EXCLUSIVE: Here Is One Action the U.S. Can Take Now to Deter a Chinese Invasion of Taiwan

War is Possible, Time to Start Prepping For All Kinds of Emergency Situations that Might Arise!

Guest post by Lawrence Sellin, PhD

There is one immediate action the US can take to prevent a Chinese invasion of Taiwan.

According to the official website of the U.S. military health system, humanitarian assistance and disaster response (HADR) are core capabilities of the Department of Defense, which has quickly deployed relief personnel and resources to all corners of the globe:

  • In Operation TomodAchi, after the Japanese earthquake and tsunami in 2011—U.S. forces were instrumental in delivering food, water, blankets, clothing, and medical supplies to support Japanese civilian and military partners.
  • During Typhoon Haiyan in the Philippines, Service Members were on the ground working with the Philippine military to provide essential medical treatment and supplies.
  • During the Ebola epidemic in West Africa, Service Members were involved in constructing treatment centers and providing logistical support to stem the spread of infection.
  • In the aftermath of the devastating 2015 Nepal earthquake, U.S. military personnel were instrumental in supporting relief efforts with transportation and medical treatment, and where previous training exercises with the Nepalese military significantly improved their capacity to respond to the crisis.
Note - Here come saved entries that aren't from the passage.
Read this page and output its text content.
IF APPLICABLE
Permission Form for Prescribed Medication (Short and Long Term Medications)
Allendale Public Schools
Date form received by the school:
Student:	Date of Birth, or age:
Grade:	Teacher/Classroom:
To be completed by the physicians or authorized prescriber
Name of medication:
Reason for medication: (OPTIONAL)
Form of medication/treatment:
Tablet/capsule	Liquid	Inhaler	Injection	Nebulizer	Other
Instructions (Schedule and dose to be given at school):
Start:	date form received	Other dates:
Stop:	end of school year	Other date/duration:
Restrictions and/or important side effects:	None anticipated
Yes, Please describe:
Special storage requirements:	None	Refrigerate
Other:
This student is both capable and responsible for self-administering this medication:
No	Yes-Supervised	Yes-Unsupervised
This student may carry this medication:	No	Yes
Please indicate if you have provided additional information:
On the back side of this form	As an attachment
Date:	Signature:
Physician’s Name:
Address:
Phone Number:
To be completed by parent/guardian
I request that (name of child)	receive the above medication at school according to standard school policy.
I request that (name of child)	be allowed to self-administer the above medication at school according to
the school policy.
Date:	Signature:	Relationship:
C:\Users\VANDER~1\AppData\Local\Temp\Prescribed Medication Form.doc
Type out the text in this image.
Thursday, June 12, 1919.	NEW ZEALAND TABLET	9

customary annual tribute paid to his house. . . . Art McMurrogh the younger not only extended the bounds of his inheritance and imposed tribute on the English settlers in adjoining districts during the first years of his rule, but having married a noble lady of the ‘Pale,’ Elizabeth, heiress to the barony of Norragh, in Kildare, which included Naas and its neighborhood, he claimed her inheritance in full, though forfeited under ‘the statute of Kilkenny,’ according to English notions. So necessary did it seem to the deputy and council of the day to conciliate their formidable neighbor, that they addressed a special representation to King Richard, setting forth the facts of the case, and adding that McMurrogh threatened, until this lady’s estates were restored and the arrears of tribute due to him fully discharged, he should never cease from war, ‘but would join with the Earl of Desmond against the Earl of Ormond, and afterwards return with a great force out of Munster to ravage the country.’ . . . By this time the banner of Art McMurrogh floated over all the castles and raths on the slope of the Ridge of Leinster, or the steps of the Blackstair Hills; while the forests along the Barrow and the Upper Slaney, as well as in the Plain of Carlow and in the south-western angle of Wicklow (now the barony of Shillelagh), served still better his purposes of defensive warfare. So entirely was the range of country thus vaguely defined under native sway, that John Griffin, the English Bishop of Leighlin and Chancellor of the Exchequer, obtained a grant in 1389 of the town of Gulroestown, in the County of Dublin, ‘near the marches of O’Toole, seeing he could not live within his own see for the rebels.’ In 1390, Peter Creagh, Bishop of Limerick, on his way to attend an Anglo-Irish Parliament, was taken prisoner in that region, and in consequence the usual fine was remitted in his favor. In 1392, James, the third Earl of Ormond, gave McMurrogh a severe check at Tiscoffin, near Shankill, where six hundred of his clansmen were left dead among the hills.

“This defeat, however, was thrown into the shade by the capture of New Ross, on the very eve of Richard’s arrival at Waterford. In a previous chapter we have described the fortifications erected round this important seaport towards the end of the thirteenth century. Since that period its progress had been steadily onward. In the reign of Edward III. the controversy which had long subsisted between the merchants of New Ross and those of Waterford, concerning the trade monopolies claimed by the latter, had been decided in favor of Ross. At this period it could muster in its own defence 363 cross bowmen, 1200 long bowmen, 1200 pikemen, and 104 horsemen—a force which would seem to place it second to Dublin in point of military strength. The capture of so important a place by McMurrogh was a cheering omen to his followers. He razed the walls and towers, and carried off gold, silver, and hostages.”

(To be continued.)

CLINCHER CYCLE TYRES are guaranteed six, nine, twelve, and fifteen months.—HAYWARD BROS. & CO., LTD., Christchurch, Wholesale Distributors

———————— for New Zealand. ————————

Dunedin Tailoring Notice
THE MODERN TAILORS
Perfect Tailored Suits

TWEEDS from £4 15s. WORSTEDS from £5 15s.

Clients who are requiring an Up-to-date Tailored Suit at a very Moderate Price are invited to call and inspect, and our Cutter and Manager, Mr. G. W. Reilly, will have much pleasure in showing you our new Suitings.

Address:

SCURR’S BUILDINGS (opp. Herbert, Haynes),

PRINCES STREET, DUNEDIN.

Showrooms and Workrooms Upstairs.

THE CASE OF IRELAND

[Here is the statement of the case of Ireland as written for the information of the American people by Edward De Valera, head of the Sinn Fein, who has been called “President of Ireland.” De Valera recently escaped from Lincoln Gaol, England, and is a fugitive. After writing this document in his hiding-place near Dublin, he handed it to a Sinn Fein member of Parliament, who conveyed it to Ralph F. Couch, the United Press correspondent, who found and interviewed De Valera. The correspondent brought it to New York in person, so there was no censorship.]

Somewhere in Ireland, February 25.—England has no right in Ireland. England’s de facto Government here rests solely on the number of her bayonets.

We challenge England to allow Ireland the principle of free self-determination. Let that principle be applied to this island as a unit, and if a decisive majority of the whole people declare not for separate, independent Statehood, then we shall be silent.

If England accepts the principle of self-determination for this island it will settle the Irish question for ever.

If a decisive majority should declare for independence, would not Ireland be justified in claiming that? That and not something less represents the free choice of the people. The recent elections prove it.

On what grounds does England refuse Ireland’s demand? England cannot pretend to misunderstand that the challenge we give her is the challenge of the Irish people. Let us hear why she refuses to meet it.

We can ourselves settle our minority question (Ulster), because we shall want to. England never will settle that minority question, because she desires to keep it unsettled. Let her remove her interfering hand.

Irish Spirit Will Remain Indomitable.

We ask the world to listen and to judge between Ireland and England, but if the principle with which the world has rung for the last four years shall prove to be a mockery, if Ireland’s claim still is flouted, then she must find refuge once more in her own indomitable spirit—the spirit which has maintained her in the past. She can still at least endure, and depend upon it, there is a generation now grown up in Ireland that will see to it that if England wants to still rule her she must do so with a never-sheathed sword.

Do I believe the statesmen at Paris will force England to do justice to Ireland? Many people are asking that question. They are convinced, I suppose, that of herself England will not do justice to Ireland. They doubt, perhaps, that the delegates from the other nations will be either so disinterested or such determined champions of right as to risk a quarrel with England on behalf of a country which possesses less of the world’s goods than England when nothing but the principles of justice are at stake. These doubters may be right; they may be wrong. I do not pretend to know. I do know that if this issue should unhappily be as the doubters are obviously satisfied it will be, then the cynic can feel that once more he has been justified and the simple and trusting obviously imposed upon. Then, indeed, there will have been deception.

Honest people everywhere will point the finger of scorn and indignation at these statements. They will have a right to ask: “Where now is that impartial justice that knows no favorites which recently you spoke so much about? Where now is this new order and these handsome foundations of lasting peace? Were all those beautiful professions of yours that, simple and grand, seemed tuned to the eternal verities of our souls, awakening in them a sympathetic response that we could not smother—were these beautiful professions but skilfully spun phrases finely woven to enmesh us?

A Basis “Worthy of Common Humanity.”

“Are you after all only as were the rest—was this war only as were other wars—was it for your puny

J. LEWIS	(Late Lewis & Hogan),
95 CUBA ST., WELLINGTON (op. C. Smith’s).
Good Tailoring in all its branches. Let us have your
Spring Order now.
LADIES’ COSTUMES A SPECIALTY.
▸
In 2007, I commanded such a humanitarian mission to the nation of Mali in West Africa, which involved a wide variety of U.S. active duty and military reserve medical personnel in conjunction with special operations forces operating against Al-Qaeda in the Islamic Maghreb.

In the last month, two important meetings took place ostensibly to address the economic and military threat posed by China.

On September 24, 2021, amid much media coverage, the first in-person meeting of Quadrilateral Security Dialogue or “Quad” comprised of the United States, India, Japan and Australia met in Washington, D.C.

The Quad meeting ended with a joint statement reaffirming the four nations’ commitment to a “free and open” Indo-Pacific region, but without even using the word “China” or containing any statement on military cooperation and China’s increasingly aggressive economic and military posture.

Less well-publicized, but perhaps more consequential, was an August 27th virtual “security” discussion held between two Japanese Liberal Democratic Party politicians, both defense specialists, and two counterparts from Taiwan’s ruling Democratic Progressive Party.

Even private discussions between politicians as those held on August 27th would have been unthinkable just five years ago.

As described in Grant Newsham’s recent article:

One announced outcome of the Aug. 27 meetings was to have Japanese and Taiwan Coast Guards cooperate on humanitarian assistance and disaster relief (HADR).

Such an approach provides a foundation for similar unprecedented, but much needed cooperation between the United States and Taiwan under the guise of joint humanitarian operations.

Joint U.S. – Taiwan HADR exercises should be initiated eventually leading to a joint operations center in Taiwan manned by a U.S. personnel with military experience.

While working for IBM’s Network Centric Operations business practice, we developed the software and procedures for a successful HADR operations center.

In crisis situations, it is imperative to rapidly assemble multinational coalitions and cross-organizational teams with the expertise required to respond effectively. These teams need the ability to coordinate and communicate with each other across jurisdictional boundaries.

The responsibilities of such a center would be to address the critical command and control challenges associated with multinational collaboration and data exchange in HADR or potential military emergencies.

The rapid establishment of a joint U.S. – Taiwan HADR operations center in Taiwan would have an enormous psychological impact both on Taiwan and the People’s Republic of China and provide reassurance to the Quad and other nations of the U.S. commitment to a “free and open” Indo-Pacific region.